Wrongfully convicted. Jailed for 19 years. He’s now free and fighting injustice
On a seemingly ordinary Tuesday in 1989, 16-year-old Huwe Burton came home to find his mother, Keziah, murdered. She was a nurse who had emigrated from Jamaica with her family, and worked in a home caring for the elderly. There was no sign of forced entry to the family’s apartment in the Bronx, and the police focused their investigation on the victim’s son and only child. After coercing a confession from Burton using flawed and psychologically manipulative interrogation techniques, the New York City Police Department charged the teenager with the murder. Burton was sentenced with 15-years-to-life. He served 19 years in prison, and 10 on parole. For decades, Burton’s existence was plagued by a crime he didn’t commit.

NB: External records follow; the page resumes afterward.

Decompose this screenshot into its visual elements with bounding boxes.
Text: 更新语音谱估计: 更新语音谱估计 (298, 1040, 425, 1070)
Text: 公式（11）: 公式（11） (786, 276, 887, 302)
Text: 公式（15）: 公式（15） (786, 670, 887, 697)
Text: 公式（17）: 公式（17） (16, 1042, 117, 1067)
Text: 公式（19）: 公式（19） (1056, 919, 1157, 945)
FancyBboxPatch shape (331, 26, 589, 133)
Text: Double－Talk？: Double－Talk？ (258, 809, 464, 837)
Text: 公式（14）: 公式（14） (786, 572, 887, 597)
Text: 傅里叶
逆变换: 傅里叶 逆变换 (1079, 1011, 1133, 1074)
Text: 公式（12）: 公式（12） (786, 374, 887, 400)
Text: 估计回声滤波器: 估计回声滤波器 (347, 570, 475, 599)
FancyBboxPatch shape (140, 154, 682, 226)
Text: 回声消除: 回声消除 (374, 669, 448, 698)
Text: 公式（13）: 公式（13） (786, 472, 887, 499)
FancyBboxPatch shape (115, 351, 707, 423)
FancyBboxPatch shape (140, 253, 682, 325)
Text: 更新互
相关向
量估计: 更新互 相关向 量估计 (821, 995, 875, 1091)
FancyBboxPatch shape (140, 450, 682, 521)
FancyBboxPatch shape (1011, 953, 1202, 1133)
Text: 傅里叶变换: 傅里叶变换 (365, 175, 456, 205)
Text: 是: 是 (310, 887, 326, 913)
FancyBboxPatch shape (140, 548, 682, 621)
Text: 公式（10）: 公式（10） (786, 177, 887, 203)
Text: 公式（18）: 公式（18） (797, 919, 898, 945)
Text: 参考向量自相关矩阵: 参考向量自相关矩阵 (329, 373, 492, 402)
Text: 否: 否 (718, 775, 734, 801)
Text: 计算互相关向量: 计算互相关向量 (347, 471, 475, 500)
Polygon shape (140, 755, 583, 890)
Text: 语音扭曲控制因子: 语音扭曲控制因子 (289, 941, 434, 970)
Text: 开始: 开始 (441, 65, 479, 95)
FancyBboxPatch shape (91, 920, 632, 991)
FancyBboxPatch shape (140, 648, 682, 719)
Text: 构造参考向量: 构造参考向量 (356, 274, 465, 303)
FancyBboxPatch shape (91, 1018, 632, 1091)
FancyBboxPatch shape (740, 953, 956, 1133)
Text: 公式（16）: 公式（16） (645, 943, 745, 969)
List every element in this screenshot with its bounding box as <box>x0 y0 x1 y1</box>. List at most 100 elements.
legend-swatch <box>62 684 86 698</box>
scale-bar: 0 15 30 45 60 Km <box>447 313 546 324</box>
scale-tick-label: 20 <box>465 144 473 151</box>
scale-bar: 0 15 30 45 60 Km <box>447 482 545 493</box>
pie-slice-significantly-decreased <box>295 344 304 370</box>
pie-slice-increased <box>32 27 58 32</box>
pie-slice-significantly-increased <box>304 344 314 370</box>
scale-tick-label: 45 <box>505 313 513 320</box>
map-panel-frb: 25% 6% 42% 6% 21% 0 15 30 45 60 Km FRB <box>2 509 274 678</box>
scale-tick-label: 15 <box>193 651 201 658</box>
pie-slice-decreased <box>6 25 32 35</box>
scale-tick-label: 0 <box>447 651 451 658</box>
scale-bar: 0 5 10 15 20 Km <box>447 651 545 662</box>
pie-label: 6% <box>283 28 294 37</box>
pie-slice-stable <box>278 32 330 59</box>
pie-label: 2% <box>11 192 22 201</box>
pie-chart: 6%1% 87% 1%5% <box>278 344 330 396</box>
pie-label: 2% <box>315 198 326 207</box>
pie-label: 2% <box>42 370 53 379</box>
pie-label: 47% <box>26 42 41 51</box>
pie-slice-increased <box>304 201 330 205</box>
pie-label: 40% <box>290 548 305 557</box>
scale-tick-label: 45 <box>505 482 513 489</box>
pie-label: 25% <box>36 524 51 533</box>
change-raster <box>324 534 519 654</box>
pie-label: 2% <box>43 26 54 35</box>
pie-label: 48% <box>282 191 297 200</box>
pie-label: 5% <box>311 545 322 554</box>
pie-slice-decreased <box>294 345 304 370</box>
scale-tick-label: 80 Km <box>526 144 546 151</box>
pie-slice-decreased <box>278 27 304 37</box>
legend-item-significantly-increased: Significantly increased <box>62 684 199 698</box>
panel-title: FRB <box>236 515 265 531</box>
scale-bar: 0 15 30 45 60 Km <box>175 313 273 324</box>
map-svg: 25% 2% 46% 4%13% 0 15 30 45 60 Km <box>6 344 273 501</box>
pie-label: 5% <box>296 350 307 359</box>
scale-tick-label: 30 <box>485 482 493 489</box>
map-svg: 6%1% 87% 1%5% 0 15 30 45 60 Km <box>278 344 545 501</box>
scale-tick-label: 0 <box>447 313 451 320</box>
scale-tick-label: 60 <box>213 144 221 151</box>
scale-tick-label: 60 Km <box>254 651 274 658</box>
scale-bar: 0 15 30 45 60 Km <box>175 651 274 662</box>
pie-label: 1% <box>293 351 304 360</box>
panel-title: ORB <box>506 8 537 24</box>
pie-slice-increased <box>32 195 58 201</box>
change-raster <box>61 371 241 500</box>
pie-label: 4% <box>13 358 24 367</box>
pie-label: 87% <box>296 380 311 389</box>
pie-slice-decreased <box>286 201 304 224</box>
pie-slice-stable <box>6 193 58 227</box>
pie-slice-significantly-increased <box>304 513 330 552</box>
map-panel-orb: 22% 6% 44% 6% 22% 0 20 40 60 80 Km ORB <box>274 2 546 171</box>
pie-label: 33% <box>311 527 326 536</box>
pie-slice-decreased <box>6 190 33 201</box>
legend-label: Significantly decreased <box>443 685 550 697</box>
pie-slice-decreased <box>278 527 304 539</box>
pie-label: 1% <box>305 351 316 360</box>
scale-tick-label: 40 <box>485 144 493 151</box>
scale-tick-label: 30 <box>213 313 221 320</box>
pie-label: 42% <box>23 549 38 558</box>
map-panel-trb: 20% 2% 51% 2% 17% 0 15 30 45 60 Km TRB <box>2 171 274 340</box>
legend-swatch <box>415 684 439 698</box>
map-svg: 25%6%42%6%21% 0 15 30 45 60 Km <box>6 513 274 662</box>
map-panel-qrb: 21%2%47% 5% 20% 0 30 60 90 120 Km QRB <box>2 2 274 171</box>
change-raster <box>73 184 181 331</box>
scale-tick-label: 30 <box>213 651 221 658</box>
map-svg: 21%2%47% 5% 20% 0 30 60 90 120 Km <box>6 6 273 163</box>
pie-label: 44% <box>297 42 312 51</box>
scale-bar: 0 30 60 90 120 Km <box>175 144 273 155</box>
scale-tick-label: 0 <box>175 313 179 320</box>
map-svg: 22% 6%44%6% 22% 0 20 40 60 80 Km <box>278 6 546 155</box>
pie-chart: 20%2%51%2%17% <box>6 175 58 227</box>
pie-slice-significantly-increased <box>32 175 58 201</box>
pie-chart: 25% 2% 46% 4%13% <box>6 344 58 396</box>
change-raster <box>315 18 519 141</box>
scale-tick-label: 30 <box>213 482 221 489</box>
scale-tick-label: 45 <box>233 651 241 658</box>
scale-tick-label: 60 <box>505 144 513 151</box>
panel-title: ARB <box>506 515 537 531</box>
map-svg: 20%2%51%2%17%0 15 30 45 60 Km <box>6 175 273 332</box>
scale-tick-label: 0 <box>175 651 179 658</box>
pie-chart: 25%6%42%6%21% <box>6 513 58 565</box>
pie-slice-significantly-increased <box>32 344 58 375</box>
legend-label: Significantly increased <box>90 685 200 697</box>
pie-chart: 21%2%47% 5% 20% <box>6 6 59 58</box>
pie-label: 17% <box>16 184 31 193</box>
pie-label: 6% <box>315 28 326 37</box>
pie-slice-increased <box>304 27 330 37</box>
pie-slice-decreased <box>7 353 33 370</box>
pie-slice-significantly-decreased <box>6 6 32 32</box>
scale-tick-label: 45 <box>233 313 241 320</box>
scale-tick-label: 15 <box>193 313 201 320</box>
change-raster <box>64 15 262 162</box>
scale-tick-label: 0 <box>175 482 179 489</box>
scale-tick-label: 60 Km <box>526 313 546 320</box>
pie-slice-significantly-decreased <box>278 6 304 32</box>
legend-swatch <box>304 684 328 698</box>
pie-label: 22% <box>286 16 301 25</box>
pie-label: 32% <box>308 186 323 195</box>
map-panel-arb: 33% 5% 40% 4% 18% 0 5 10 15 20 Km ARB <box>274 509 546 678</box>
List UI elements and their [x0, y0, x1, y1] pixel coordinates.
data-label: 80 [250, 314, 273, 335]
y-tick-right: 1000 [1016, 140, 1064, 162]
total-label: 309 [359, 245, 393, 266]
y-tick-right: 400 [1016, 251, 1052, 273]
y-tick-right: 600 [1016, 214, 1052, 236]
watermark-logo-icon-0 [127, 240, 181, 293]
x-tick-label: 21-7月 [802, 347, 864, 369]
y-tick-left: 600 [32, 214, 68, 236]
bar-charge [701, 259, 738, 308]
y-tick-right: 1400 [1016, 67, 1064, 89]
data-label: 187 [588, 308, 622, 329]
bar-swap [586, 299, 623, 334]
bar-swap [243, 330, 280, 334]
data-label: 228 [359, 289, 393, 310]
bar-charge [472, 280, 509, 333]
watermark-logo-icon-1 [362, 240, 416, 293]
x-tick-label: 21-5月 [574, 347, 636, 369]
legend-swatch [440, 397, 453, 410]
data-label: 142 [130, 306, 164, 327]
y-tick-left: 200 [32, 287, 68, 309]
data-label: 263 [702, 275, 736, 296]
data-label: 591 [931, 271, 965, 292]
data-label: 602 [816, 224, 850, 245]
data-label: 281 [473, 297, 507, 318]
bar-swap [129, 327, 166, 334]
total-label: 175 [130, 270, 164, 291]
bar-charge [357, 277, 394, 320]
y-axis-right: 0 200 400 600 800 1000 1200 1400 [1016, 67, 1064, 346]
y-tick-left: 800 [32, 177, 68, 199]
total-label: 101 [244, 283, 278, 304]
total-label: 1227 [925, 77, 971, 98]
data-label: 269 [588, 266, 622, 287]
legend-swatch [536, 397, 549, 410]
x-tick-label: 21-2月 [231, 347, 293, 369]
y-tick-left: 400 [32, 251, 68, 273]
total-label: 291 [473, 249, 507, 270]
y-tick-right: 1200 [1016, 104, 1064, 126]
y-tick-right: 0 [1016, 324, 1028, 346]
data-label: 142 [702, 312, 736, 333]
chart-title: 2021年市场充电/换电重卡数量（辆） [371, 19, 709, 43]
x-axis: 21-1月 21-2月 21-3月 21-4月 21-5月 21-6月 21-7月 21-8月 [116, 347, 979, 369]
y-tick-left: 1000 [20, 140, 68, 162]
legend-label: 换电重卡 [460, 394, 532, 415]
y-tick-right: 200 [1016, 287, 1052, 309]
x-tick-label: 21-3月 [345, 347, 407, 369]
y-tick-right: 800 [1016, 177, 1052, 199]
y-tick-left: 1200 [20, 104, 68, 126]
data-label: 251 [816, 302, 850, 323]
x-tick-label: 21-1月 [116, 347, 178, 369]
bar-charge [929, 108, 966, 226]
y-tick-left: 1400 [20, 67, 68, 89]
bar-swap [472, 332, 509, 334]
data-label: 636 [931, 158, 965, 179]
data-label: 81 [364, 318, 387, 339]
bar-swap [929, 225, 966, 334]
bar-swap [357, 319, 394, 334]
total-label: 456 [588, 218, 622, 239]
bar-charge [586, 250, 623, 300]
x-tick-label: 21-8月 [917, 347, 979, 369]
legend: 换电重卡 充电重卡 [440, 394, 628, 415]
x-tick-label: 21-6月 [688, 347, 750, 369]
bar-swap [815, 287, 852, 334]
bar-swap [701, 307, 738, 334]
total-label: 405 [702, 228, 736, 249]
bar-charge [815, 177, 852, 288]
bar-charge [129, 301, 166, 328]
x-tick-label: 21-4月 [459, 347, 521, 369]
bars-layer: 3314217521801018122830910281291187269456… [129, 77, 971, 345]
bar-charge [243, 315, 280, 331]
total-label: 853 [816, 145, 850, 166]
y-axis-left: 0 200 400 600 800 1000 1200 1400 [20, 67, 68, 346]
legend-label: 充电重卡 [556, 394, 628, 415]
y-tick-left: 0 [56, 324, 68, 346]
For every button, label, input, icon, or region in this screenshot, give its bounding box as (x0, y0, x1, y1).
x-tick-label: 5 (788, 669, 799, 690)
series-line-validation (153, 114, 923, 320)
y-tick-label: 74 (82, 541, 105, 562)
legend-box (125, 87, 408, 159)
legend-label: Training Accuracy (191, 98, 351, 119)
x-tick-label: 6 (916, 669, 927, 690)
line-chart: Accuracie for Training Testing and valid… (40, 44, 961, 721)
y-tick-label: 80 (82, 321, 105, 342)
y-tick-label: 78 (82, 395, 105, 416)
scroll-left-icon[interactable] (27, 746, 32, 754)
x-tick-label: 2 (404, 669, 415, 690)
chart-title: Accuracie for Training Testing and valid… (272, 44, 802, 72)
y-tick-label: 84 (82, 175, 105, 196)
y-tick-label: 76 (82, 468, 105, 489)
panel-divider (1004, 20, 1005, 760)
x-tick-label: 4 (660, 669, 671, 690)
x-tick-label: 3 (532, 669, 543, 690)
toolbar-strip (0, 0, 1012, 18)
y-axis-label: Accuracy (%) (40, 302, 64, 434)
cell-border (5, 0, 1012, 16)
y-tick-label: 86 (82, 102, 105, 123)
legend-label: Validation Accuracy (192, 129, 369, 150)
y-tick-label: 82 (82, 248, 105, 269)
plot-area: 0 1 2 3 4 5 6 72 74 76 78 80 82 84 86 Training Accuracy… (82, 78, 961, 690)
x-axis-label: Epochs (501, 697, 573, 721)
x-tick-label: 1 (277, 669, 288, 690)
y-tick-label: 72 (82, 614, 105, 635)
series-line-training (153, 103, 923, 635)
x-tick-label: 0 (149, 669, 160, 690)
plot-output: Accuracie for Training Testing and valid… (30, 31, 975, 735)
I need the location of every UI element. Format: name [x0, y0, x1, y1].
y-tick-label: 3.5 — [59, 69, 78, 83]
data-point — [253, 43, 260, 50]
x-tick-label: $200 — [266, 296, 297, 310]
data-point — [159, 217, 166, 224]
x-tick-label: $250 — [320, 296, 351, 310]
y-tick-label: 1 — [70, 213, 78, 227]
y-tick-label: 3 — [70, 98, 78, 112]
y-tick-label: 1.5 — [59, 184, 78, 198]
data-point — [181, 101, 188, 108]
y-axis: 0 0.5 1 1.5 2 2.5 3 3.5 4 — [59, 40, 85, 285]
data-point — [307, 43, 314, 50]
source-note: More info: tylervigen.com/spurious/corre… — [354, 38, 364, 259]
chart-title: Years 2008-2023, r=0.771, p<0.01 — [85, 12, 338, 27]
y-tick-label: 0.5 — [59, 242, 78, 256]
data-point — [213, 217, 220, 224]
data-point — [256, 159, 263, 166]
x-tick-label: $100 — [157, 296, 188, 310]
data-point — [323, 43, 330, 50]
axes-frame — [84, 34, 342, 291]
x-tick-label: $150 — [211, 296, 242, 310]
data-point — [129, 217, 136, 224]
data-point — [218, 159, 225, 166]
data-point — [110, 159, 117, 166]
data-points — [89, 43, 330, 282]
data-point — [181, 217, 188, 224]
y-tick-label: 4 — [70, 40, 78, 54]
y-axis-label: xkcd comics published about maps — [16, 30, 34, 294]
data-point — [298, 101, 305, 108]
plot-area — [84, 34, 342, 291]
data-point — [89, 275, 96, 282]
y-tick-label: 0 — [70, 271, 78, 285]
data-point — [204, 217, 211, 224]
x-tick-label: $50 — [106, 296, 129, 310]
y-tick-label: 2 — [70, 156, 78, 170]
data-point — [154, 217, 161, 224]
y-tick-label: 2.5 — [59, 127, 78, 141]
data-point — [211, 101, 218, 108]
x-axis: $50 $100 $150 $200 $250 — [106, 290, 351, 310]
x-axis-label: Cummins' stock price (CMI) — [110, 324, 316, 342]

In a single day, his family’s life was destroyed. A father lost his wife and then his son. A young boy was robbed of his innocence. And the real murderer got away with the crime. How do you process this depth of pain? Burton’s response was to start running. The more he ran while in prison, the more he started to find a crucial mental and physical escape from his circumstances. With every step pounding on the ground, his heart beat the truth against his ribs and kept him going. “Prison does not define you – you define who you are,” Burton says. Even though he faced a potential lifetime behind bars, a small yet dogged hope fuelled his resolution to run the New York City Marathon as a free man.
The injustice of Burton’s case is almost incomprehensible. But in 2016, the team from the Innocence Project took legal action. An organisation that pursues exoneration for wrongfully convicted people, they proved his innocence. On 24 January 2019, Huwe Burton’s freedom was finally restored to him. His name was cleared, and his record expunged of his mother’s murder charge. Burton’s father, Raphael, passed away in 2005, and did not live to see his son liberated.
A few months after his exoneration, Burton ran the 2019 New York City Marathon. That day, one man’s race to the finish line looked like any other – exhausting and exhilarating. His face would have appeared as a glistening blur to the crowds of onlookers on the pavement. But with each footfall, Burton stepped further away from a past of persecution. “Continue to fight,” he says. “Don’t lay down – the moment you lay down, that’s when it’s over.” Huwe Burton knew the truth, and he wouldn’t allow the system to grind him into nothing. Now, he’s breaking ground on a future that’s only his.